Her war-torn curriculum vitae includes five years in the Amazon where she took care of the street children from the favelas and contributed to the foundation of the Educational Centre Nossa Senhora das Gracias which today welcomes 700 three to eighteen year old children; and today, in Haiti, among the poorest of the poor. She has been opposed, and threatened; she has been asked for bribes. To these requests, she has confronted the shantytown boss by going to his home and making him acknowledge that the volunteers were only doing good for the poor people. In 2011, one of the slum gangs murdered Lucien, a young ex-outlaw who had been working with her since her arrival in Haiti. Sister Marcella knew that the murder was a message intended for her. Yet she did not retreat, or shy away. From this religious woman without fear, “I do not seek martyrdom, I often wish to leave”. The first to understand that she could have the charisma of education was the bishop of the diocese of Parintins, Brazil, where she spent five years from 2000 to 2005. In the educational center that she directed, Sister Marcella understood how to relate to children. “Never give rules, not even the Catechism, if they are not first helped in their human dimension, to be free and positive, to understand that if they do not study they damage firstly themselves. The human being is self-awareness, the understanding of what desires they have in their heart. It is necessary to provoke these children to remain true, indeed, to obey this reality with an internal motivation. They must first of all learn that it is necessary to choose the good way because it is the most intelligent thing for them”.
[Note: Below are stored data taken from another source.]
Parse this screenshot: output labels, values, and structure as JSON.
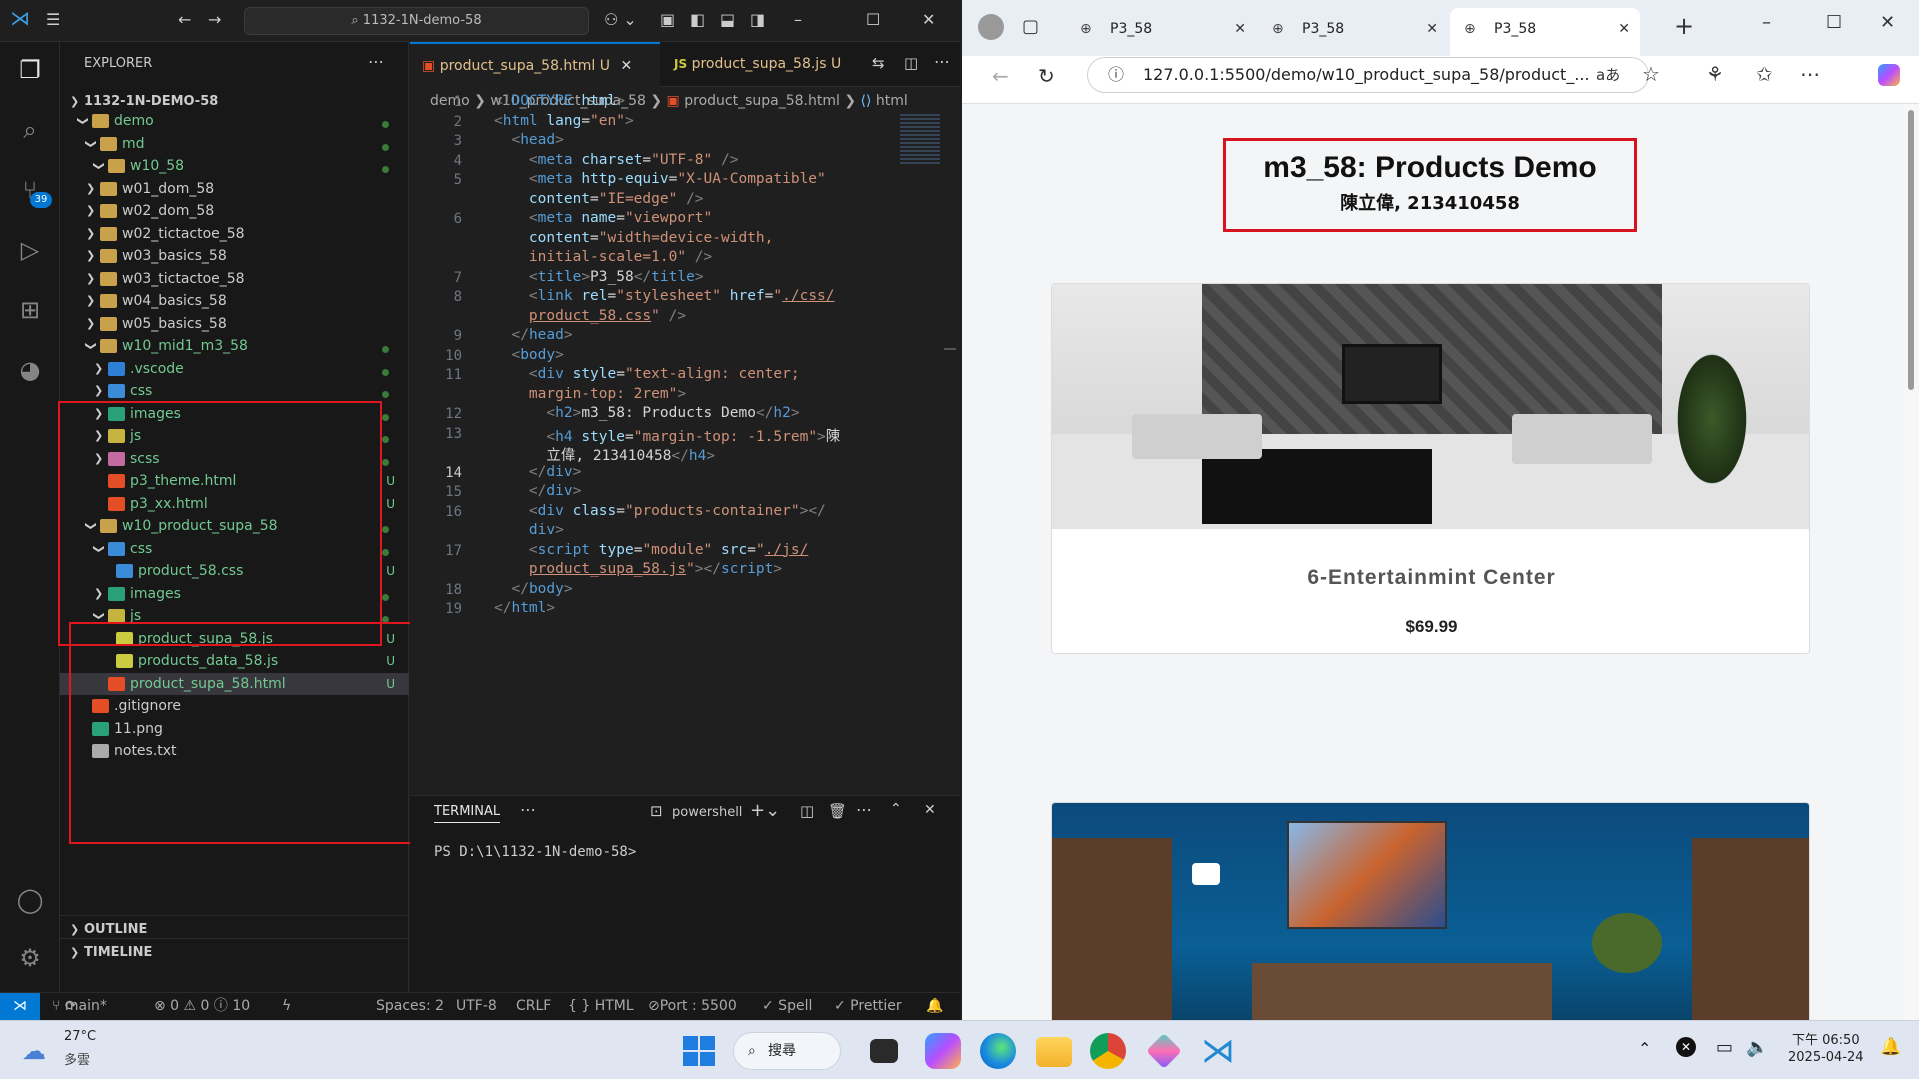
{
  "vscode": {
    "command_center": "1132-1N-demo-58",
    "source_control_badge": "39",
    "explorer": {
      "title": "EXPLORER",
      "root": "1132-1N-DEMO-58",
      "items": [
        {
          "label": "demo",
          "indent": 1,
          "type": "folder",
          "open": true,
          "status": ""
        },
        {
          "label": "md",
          "indent": 2,
          "type": "folder",
          "open": true,
          "status": ""
        },
        {
          "label": "w10_58",
          "indent": 3,
          "type": "folder",
          "open": true,
          "status": ""
        },
        {
          "label": "w01_dom_58",
          "indent": 2,
          "type": "folder",
          "open": false,
          "status": ""
        },
        {
          "label": "w02_dom_58",
          "indent": 2,
          "type": "folder",
          "open": false,
          "status": ""
        },
        {
          "label": "w02_tictactoe_58",
          "indent": 2,
          "type": "folder",
          "open": false,
          "status": ""
        },
        {
          "label": "w03_basics_58",
          "indent": 2,
          "type": "folder",
          "open": false,
          "status": ""
        },
        {
          "label": "w03_tictactoe_58",
          "indent": 2,
          "type": "folder",
          "open": false,
          "status": ""
        },
        {
          "label": "w04_basics_58",
          "indent": 2,
          "type": "folder",
          "open": false,
          "status": ""
        },
        {
          "label": "w05_basics_58",
          "indent": 2,
          "type": "folder",
          "open": false,
          "status": ""
        },
        {
          "label": "w10_mid1_m3_58",
          "indent": 2,
          "type": "folder",
          "open": true,
          "status": ""
        },
        {
          "label": ".vscode",
          "indent": 3,
          "type": "folder-vscode",
          "open": false,
          "status": ""
        },
        {
          "label": "css",
          "indent": 3,
          "type": "folder-css",
          "open": false,
          "status": ""
        },
        {
          "label": "images",
          "indent": 3,
          "type": "folder-images",
          "open": false,
          "status": ""
        },
        {
          "label": "js",
          "indent": 3,
          "type": "folder-js",
          "open": false,
          "status": ""
        },
        {
          "label": "scss",
          "indent": 3,
          "type": "folder-scss",
          "open": false,
          "status": ""
        },
        {
          "label": "p3_theme.html",
          "indent": 3,
          "type": "html",
          "open": false,
          "status": "U"
        },
        {
          "label": "p3_xx.html",
          "indent": 3,
          "type": "html",
          "open": false,
          "status": "U"
        },
        {
          "label": "w10_product_supa_58",
          "indent": 2,
          "type": "folder",
          "open": true,
          "status": ""
        },
        {
          "label": "css",
          "indent": 3,
          "type": "folder-css",
          "open": true,
          "status": ""
        },
        {
          "label": "product_58.css",
          "indent": 4,
          "type": "css",
          "open": false,
          "status": "U"
        },
        {
          "label": "images",
          "indent": 3,
          "type": "folder-images",
          "open": false,
          "status": ""
        },
        {
          "label": "js",
          "indent": 3,
          "type": "folder-js",
          "open": true,
          "status": ""
        },
        {
          "label": "product_supa_58.js",
          "indent": 4,
          "type": "js",
          "open": false,
          "status": "U"
        },
        {
          "label": "products_data_58.js",
          "indent": 4,
          "type": "js",
          "open": false,
          "status": "U"
        },
        {
          "label": "product_supa_58.html",
          "indent": 3,
          "type": "html",
          "open": false,
          "status": "U"
        },
        {
          "label": ".gitignore",
          "indent": 1,
          "type": "git",
          "open": false,
          "status": ""
        },
        {
          "label": "11.png",
          "indent": 1,
          "type": "png",
          "open": false,
          "status": ""
        },
        {
          "label": "notes.txt",
          "indent": 1,
          "type": "txt",
          "open": false,
          "status": ""
        }
      ],
      "outline": "OUTLINE",
      "timeline": "TIMELINE"
    },
    "tabs": [
      {
        "label": "product_supa_58.html",
        "mark": "U",
        "active": true
      },
      {
        "label": "product_supa_58.js",
        "mark": "U",
        "active": false
      }
    ],
    "breadcrumb": [
      "demo",
      "w10_product_supa_58",
      "product_supa_58.html",
      "html"
    ],
    "code_lines": [
      {
        "n": "1",
        "html": "<span class='t'>&lt;!</span><span class='tn'>DOCTYPE</span> <span class='an'>html</span><span class='t'>&gt;</span>"
      },
      {
        "n": "2",
        "html": "<span class='t'>&lt;</span><span class='tn'>html</span> <span class='an'>lang</span><span class='tx'>=</span><span class='av'>\"en\"</span><span class='t'>&gt;</span>"
      },
      {
        "n": "3",
        "html": "  <span class='t'>&lt;</span><span class='tn'>head</span><span class='t'>&gt;</span>"
      },
      {
        "n": "4",
        "html": "    <span class='t'>&lt;</span><span class='tn'>meta</span> <span class='an'>charset</span><span class='tx'>=</span><span class='av'>\"UTF-8\"</span> <span class='t'>/&gt;</span>"
      },
      {
        "n": "5",
        "html": "    <span class='t'>&lt;</span><span class='tn'>meta</span> <span class='an'>http-equiv</span><span class='tx'>=</span><span class='av'>\"X-UA-Compatible\"</span>"
      },
      {
        "n": "",
        "html": "    <span class='an'>content</span><span class='tx'>=</span><span class='av'>\"IE=edge\"</span> <span class='t'>/&gt;</span>"
      },
      {
        "n": "6",
        "html": "    <span class='t'>&lt;</span><span class='tn'>meta</span> <span class='an'>name</span><span class='tx'>=</span><span class='av'>\"viewport\"</span>"
      },
      {
        "n": "",
        "html": "    <span class='an'>content</span><span class='tx'>=</span><span class='av'>\"width=device-width,</span>"
      },
      {
        "n": "",
        "html": "    <span class='av'>initial-scale=1.0\"</span> <span class='t'>/&gt;</span>"
      },
      {
        "n": "7",
        "html": "    <span class='t'>&lt;</span><span class='tn'>title</span><span class='t'>&gt;</span><span class='tx'>P3_58</span><span class='t'>&lt;/</span><span class='tn'>title</span><span class='t'>&gt;</span>"
      },
      {
        "n": "8",
        "html": "    <span class='t'>&lt;</span><span class='tn'>link</span> <span class='an'>rel</span><span class='tx'>=</span><span class='av'>\"stylesheet\"</span> <span class='an'>href</span><span class='tx'>=</span><span class='av'>\"<u>./css/</u></span>"
      },
      {
        "n": "",
        "html": "    <span class='av'><u>product_58.css</u>\"</span> <span class='t'>/&gt;</span>"
      },
      {
        "n": "9",
        "html": "  <span class='t'>&lt;/</span><span class='tn'>head</span><span class='t'>&gt;</span>"
      },
      {
        "n": "10",
        "html": "  <span class='t'>&lt;</span><span class='tn'>body</span><span class='t'>&gt;</span>"
      },
      {
        "n": "11",
        "html": "    <span class='t'>&lt;</span><span class='tn'>div</span> <span class='an'>style</span><span class='tx'>=</span><span class='av'>\"text-align: center;</span>"
      },
      {
        "n": "",
        "html": "    <span class='av'>margin-top: 2rem\"</span><span class='t'>&gt;</span>"
      },
      {
        "n": "12",
        "html": "      <span class='t'>&lt;</span><span class='tn'>h2</span><span class='t'>&gt;</span><span class='tx'>m3_58: Products Demo</span><span class='t'>&lt;/</span><span class='tn'>h2</span><span class='t'>&gt;</span>"
      },
      {
        "n": "13",
        "html": "      <span class='t'>&lt;</span><span class='tn'>h4</span> <span class='an'>style</span><span class='tx'>=</span><span class='av'>\"margin-top: -1.5rem\"</span><span class='t'>&gt;</span><span class='tx'>陳</span>"
      },
      {
        "n": "",
        "html": "      <span class='tx'>立偉, 213410458</span><span class='t'>&lt;/</span><span class='tn'>h4</span><span class='t'>&gt;</span>"
      },
      {
        "n": "14",
        "html": "    <span class='t'>&lt;/</span><span class='tn'>div</span><span class='t'>&gt;</span>"
      },
      {
        "n": "15",
        "html": "    <span class='t'>&lt;/</span><span class='tn'>div</span><span class='t'>&gt;</span>"
      },
      {
        "n": "16",
        "html": "    <span class='t'>&lt;</span><span class='tn'>div</span> <span class='an'>class</span><span class='tx'>=</span><span class='av'>\"products-container\"</span><span class='t'>&gt;&lt;/</span>"
      },
      {
        "n": "",
        "html": "    <span class='tn'>div</span><span class='t'>&gt;</span>"
      },
      {
        "n": "17",
        "html": "    <span class='t'>&lt;</span><span class='tn'>script</span> <span class='an'>type</span><span class='tx'>=</span><span class='av'>\"module\"</span> <span class='an'>src</span><span class='tx'>=</span><span class='av'>\"<u>./js/</u></span>"
      },
      {
        "n": "",
        "html": "    <span class='av'><u>product_supa_58.js</u>\"</span><span class='t'>&gt;&lt;/</span><span class='tn'>script</span><span class='t'>&gt;</span>"
      },
      {
        "n": "18",
        "html": "  <span class='t'>&lt;/</span><span class='tn'>body</span><span class='t'>&gt;</span>"
      },
      {
        "n": "19",
        "html": "<span class='t'>&lt;/</span><span class='tn'>html</span><span class='t'>&gt;</span>"
      }
    ],
    "terminal": {
      "title": "TERMINAL",
      "shell": "powershell",
      "prompt": "PS D:\\1\\1132-1N-demo-58>"
    },
    "status": {
      "branch": "main*",
      "problems": "⊗ 0 ⚠ 0 ⓘ 10",
      "spaces": "Spaces: 2",
      "encoding": "UTF-8",
      "eol": "CRLF",
      "language": "{ } HTML",
      "port": "Port : 5500",
      "spell": "✓ Spell",
      "prettier": "✓ Prettier"
    }
  },
  "browser": {
    "tabs": [
      "P3_58",
      "P3_58",
      "P3_58"
    ],
    "url": "127.0.0.1:5500/demo/w10_product_supa_58/product_...",
    "page": {
      "title": "m3_58: Products Demo",
      "subtitle": "陳立偉, 213410458",
      "products": [
        {
          "name": "6-Entertainmint Center",
          "price": "$69.99"
        }
      ]
    }
  },
  "taskbar": {
    "weather_temp": "27°C",
    "weather_desc": "多雲",
    "search": "搜尋",
    "time": "下午 06:50",
    "date": "2025-04-24"
  }
}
When the children from Waf Jeremie come into contact with this well-being, they flourish. “Many of our children are marked by violence and abandonment. They have been beaten in the family home and beaten at school, they risk feeling solely defined by trauma; instead, our effort is to repeat to them that they are a wonderful treasure. It is difficult teaching them, but children learn by imitation, so even in the most serious emergencies they learn to adopt a posture of courage and the challenge of accepting reality as it comes without letting it get to them”. Then there are the young people who leave, the so-called “lost boys” that Sister Marcella has often met on her journey. Of one, in particular, she recalls, was a young boy who used to smuggle weapons into the orphanage. “Compassion is the worst approach we can adopt. If I had thought ‘poor thing’ I would have denied him the freedom of having the choice at that moment to adhere to the wrong rules. I sent him away from the foster home. Sometimes I meet him and I see that he respects me. He knows that if he wanted to change his life and leave the gang of thugs with whom he spends his time, my door is always open”. An emergency is also what is happening with the pandemic triggered by the Coronavirus; the globe is now saturated in pain that can fill the whole world with fear. Sister Marcella is able to resist giving in to it: “If I were to have to maintain control over my life, then everything frightens me. We must understand instead that life is given for a good that can be shrouded in mystery: if we believe, then life stops being a toil and we stop wanting to bend circumstances to our will”.